One of the most important characteristics of the Tax Credit in Cape Verde is its flexibility of use over time (phenomenon of carry-forward). The contractual tax benefit, granted for a period of up to 10 years , can take the form of Collection Deduction or Deduction from the tax base.  

In situations where the collection of Single Income Tax in a given year is insufficient to fully deduct the amount of tax credit to which the investor is entitled, the portion not utilised (not deducted) can be deducted from the collection of one of the following fifteen subsequent financial years. This legal provision ensures that the tax benefit of the Investment Credit is not lost due to insufficient profits in the first few years of operation, guaranteeing that the incentive is fully utilised.  
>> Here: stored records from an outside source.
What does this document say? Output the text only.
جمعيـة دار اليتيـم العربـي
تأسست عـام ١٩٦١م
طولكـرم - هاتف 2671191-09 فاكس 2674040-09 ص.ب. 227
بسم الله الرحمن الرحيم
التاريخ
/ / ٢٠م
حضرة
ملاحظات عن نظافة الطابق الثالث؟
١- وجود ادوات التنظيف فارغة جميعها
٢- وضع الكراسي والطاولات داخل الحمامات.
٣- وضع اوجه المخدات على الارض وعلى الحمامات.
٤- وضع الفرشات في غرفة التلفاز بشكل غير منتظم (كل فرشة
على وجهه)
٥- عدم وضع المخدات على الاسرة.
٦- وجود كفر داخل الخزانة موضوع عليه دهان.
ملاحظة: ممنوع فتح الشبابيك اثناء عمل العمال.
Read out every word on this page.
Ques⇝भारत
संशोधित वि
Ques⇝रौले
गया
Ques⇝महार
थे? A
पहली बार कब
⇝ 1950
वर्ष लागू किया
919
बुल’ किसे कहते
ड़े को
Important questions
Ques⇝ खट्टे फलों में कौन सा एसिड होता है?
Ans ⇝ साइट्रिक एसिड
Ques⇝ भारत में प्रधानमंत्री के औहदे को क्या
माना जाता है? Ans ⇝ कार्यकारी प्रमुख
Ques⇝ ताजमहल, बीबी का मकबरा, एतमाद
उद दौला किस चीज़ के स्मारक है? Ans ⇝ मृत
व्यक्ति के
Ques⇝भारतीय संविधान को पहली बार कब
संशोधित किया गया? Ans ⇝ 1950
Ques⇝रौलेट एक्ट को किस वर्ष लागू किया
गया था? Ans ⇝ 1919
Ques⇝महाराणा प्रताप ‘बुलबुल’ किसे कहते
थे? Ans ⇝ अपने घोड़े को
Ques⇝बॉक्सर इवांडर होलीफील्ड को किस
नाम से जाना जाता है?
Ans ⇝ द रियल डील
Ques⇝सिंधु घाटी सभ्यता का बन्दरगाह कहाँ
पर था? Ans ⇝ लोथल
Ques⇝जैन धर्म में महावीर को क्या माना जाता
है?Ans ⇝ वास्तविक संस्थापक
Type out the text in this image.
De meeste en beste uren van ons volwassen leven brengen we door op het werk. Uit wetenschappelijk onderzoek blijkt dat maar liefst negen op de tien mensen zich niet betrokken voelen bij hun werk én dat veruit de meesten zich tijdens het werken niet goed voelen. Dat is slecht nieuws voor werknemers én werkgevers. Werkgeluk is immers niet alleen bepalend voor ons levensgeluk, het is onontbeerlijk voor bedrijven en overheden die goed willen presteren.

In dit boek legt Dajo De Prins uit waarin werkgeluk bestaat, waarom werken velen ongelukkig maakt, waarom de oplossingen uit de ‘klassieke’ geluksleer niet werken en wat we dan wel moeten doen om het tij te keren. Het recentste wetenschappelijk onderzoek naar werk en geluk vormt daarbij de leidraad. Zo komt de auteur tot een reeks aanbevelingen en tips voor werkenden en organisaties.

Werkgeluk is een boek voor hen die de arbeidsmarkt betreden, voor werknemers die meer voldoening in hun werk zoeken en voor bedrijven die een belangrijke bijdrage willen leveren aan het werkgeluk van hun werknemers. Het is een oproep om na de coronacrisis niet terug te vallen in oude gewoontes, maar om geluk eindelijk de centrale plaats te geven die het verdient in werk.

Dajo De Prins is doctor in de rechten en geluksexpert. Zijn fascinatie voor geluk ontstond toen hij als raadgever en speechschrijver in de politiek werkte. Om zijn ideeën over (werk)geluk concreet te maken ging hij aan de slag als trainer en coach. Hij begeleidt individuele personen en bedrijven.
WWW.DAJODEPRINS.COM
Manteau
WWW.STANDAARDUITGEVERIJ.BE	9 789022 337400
3.3 Other integrated social benefits

The tax incentive scheme focuses not only on capital, but also on social and labour impact. The CBF provides for tax benefits of a social nature , such as collection deduction for each job created in certain municipalities, with the amount varying (e.g. 30,000 escudos per job created in other municipalities). Eligibility for the Tax Credit is therefore reinforced by demonstrating a multiplier effect on employment and social development.  

IV. Conclusions and strategic implications

The Investment Tax Credit in Cape Verde represents a powerful tax relief at the start of activity, operating as a form of state participation in the risk of productive capital.

Success in obtaining this benefit requires an investment planning strategy that links up with the administrative system:

  1. Institutional alignment: The investor must formalise the project through CV TradeInvest's One Stop Shop, which is the only channel for accessing the incentives.  
  2. Proof of Relevance: Projects that exceed the minimum investment and employment thresholds (criteria for 5 billion escudos and 50 jobs in non-priority regions ) should request and negotiate a Establishment Agreement. This agreement is the legal means of formalising the Investment Credit or the Collection Deduction for a period of up to 10 years.  
  3. Amortisation planning: The ability to deduct unused credit for up to 15 years mitigates the risk of not obtaining the benefit in the early years and allows for long-term tax planning to optimise the return on invested capital.  

The Investment Tax Credit, as a form of deduction from the IUR tax, is the centrepiece of Cape Verde's incentive policy for long-term capital, but it requires a rigorous process of analysis. compliance and contract negotiations.